The current tuberculosis (TB) vaccine, Mycobacterium bovis Bacillus Calmette-Guerin (BCG), provides insufficient protection against pulmonary TB. Previously, we generated a listeriolysin-expressing recombinant BCG strain, which to date has successfully completed phase I and phase IIa clinical trials. In an attempt to further improve efficacy, we deleted the antiapoptotic virulence gene nuoG, encoding NADH dehydrogenase 1 subunit G, from BCG Delta ureC::hly. In vitro, deletion of nuoG unexpectedly led to strongly increased recruitment of the autophagosome marker LC3 to the engulfed vaccine, suggesting that nuoG also affects xenophagic pathways.
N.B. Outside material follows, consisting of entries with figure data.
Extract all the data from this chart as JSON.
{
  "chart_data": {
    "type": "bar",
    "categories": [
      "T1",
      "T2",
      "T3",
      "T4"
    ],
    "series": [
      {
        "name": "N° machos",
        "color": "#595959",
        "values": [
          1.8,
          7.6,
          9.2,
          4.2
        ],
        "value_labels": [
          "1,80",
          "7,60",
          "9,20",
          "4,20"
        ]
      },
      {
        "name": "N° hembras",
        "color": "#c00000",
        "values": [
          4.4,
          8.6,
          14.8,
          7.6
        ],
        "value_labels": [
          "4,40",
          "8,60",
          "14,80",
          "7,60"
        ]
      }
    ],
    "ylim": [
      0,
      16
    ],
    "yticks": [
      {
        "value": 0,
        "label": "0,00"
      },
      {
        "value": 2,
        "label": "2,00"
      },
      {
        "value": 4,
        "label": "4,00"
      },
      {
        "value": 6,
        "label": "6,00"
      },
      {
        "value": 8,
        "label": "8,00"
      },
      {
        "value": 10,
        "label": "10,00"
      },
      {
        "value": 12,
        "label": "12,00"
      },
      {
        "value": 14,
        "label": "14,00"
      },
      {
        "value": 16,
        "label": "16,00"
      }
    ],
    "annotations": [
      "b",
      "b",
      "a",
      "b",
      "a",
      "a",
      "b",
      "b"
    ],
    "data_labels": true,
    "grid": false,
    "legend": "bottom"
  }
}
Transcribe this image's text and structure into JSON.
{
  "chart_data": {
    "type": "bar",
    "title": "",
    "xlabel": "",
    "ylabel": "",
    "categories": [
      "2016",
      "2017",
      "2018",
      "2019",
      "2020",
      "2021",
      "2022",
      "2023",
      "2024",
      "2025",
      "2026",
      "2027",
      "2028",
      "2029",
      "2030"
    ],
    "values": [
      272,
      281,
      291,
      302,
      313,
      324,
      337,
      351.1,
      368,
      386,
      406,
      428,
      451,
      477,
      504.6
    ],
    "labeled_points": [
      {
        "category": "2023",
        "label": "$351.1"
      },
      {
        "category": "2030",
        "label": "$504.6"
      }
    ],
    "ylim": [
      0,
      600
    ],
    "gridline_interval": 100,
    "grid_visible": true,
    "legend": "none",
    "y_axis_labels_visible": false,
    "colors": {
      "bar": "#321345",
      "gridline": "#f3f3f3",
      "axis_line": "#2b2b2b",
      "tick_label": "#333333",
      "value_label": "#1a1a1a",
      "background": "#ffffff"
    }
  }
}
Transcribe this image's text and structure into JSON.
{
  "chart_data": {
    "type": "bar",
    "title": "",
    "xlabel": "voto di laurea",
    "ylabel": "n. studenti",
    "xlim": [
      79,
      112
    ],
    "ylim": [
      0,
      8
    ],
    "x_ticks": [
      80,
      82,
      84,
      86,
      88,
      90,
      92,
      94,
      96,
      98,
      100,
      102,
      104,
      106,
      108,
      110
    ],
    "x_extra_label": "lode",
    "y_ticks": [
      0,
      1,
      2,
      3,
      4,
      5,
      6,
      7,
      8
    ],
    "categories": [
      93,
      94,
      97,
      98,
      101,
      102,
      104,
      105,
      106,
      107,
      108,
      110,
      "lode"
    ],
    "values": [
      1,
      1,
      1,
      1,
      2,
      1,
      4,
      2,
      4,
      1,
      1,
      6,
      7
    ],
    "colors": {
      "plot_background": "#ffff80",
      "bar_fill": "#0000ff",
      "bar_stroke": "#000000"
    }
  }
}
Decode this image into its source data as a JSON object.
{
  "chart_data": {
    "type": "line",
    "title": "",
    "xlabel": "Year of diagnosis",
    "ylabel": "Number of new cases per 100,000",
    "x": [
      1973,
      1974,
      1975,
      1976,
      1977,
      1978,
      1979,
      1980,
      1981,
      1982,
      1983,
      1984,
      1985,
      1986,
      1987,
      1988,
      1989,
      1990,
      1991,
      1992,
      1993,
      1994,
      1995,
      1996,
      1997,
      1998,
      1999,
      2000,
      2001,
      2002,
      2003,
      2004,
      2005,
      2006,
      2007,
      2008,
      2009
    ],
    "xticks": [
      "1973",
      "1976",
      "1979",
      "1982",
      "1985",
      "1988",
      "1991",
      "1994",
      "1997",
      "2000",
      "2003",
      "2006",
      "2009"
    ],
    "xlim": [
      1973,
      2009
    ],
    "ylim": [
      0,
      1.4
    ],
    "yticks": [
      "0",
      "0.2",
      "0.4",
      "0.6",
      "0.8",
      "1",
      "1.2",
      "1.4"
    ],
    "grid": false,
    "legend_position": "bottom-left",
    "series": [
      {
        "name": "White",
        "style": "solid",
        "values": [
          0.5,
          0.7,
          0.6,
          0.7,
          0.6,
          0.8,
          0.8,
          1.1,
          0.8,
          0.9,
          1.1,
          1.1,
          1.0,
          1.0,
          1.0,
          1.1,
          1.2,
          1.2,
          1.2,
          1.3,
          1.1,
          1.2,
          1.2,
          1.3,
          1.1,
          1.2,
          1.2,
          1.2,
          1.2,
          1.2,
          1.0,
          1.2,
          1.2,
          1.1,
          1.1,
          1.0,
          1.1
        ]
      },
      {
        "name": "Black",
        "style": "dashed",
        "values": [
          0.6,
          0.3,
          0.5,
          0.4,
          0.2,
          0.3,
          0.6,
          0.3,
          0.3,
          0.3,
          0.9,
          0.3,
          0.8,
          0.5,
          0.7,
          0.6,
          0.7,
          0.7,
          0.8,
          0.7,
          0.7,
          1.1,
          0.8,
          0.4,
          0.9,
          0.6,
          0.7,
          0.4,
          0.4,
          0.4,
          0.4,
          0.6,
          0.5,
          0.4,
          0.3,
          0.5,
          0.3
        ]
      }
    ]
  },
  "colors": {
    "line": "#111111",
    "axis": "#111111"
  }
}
In mice, BCG Delta ureC::hly Delta nuoG vaccination was safer than BCG and improved protection over that of parental BCG Delta ureC::hly, significantly reducing TB load in murine lungs, ameliorating pulmonary pathology, and enhancing immune responses. Transcriptome analysis of draining lymph nodes after vaccination with either BCG Delta ureC::hly or BCG Delta ureC::hly Delta nuoG demonstrated earlier and stronger induction of immune responses than that with BCG SSI and suggested upregulation of inflammasome activation and interferon-induced GTPases. In summary, BCG Delta ureC::hly Delta nuoG is a promising next-generation TB vaccine candidate with excellent efficacy and safety.IMPORTANCE Autophagy and apoptosis are fundamental processes allowing cells to degrade their components or kill themselves, respectively. The immune system has adopted these mechanisms to eliminate intracellular pathogens. Residing in host cells, the causative agent of TB, Mycobacterium tuberculosis, has evolved strategies to set cellular programs of autophagy and apoptosis "on hold." The mycobacterial gene nuoG was found to prevent host cell apoptosis. We have deleted nuoG in the live vaccine candidate BCG Delta ureC::hly, which is in phase II clinical development, to leave cellular apoptosis "on go" upon immunization. In preclinical models, this strategy boosted immunity and improved protection from M. tuberculosis infection. Unexpectedly, we obtained compelling evidence that mycobacterial nuoG facilitates inhibition of autophagic pathways, suggesting a new role for this gene in the host-pathogen interplay in TB.